The German Secretary of State for Foreign Affairs (Zimmermann) to the Spanish Ambassador (De Bernabé)

No. IIIa–19014/150962

Mr. Ambassador: With reference to your letter of August 2, 1915, relative to the free transit on the seas of certain articles and materials, I have the honor to inform you as follows:

The German Government declares itself ready to consider the articles and materials of exclusive use for the care of the sick and wounded, a list of which accompanied the above letter, as being comprised in the Declaration of London relative to the law of maritime warfare, and to guarantee their free transit on the seas. In conformity with the provisions of Article 29, No. 1, of the Declaration, it has already inserted into the Prize Ordinances of September 30, 1909 (Reichs-Gesetzblatt 1914, p. 275), the provisions of No. 28, par. 1, according to which articles and materials of the nature described above cannot be considered as contraband of war. As it is stated in Article 29, No. 1, of the Declaration of London that, in case of important military necessity the articles and materials in question can be requisitioned against indemnity, if they are destined for enemy territory or for territory occupied by the enemy or for his armed forces, the German Government has reserved itself right of requisition, of which mention is made in No. 28, par. 1, of the German Prize Ordinances, but up to the present has not made use of it.
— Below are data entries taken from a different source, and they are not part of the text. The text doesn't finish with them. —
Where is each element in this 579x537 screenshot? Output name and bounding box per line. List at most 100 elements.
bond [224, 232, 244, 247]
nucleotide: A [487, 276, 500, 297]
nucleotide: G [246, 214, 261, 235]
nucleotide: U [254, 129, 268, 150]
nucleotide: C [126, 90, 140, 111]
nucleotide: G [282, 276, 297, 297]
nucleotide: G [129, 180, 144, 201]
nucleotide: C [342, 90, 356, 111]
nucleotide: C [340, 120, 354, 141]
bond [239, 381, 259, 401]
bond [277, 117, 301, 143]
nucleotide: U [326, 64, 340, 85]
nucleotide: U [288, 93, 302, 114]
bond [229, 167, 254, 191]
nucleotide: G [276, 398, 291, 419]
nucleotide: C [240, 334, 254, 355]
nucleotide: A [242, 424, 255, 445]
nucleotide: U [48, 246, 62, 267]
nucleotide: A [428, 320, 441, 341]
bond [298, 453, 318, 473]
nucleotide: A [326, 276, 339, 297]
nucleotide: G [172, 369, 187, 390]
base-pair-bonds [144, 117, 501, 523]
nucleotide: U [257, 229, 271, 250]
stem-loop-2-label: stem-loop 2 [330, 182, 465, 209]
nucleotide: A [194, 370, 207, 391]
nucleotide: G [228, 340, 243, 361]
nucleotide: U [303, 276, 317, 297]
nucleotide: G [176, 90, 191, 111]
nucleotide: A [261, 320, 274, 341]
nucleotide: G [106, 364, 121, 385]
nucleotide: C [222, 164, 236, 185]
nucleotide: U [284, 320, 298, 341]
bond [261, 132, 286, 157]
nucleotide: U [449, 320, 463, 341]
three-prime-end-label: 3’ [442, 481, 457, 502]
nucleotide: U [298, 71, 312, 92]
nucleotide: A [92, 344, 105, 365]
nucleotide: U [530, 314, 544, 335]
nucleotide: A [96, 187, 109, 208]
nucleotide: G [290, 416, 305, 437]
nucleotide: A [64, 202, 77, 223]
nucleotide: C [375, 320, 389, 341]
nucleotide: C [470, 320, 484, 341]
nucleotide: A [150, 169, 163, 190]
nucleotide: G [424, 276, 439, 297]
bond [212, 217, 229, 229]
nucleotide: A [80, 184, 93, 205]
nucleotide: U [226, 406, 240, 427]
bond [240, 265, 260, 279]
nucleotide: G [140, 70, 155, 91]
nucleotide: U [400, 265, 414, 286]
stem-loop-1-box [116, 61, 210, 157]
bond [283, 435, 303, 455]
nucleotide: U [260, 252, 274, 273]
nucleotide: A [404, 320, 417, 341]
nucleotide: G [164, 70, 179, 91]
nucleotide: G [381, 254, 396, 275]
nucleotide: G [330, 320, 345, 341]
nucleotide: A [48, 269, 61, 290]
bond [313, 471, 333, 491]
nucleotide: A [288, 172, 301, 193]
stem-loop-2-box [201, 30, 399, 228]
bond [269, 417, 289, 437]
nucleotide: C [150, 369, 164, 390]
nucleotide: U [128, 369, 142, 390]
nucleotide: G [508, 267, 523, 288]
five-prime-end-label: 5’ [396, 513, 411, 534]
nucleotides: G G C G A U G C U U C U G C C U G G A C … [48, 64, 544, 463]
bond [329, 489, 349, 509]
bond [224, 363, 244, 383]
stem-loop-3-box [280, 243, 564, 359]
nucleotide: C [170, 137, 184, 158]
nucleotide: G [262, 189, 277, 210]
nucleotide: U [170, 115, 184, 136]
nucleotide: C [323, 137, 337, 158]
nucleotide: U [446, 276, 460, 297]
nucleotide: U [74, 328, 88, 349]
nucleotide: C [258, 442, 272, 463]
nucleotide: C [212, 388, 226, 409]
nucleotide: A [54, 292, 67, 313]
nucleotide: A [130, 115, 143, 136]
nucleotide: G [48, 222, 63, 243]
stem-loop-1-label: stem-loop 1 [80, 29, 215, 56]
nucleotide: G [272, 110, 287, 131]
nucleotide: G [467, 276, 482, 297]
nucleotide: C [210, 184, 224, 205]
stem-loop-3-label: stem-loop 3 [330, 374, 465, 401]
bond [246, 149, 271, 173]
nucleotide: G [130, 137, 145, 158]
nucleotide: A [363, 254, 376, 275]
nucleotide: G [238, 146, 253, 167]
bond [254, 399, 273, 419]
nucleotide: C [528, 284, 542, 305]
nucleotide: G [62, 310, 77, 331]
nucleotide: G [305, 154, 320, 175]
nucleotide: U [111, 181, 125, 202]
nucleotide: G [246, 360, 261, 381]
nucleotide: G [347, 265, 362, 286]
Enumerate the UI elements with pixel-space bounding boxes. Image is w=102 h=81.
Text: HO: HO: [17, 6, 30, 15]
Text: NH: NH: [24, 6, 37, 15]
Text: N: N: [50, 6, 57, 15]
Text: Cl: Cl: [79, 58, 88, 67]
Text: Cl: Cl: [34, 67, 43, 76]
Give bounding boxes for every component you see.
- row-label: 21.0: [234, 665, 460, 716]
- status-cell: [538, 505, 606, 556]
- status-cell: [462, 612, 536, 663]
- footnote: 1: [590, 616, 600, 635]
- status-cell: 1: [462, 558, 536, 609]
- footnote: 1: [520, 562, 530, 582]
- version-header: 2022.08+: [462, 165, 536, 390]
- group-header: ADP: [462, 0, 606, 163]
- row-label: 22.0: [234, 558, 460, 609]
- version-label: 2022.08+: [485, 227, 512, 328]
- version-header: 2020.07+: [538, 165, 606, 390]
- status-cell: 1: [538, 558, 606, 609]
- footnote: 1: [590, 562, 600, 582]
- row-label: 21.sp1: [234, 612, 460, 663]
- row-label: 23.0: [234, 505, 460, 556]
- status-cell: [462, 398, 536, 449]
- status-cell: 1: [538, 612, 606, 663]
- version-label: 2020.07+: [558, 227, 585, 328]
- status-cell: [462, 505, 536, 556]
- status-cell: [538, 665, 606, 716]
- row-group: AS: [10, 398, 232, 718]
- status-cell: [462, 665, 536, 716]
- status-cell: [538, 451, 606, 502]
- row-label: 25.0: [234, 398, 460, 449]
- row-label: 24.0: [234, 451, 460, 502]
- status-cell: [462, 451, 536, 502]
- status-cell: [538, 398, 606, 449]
If the German Government accepts the Spanish proposition and consents to engage by international act to observe the stipulations of Article 29, No. 1, of the Declaration of London, and especially to consider as binding, the list of articles and materials in question, submitted by the Spanish Government, it only enters this engagement on the understanding of strict reciprocity and declares expressly that it will not consider itself bound, if England should impede the transportation of the said articles and materials from a neutral country to a German port.

Requesting that you inform your Government of the above, I avail myself [etc.]

Zimmermann
  1. Enclosure transmitted to the British Ambassador and the Ambassador in Great Britain, for their information, December 9 (File No. 763.72112/1962).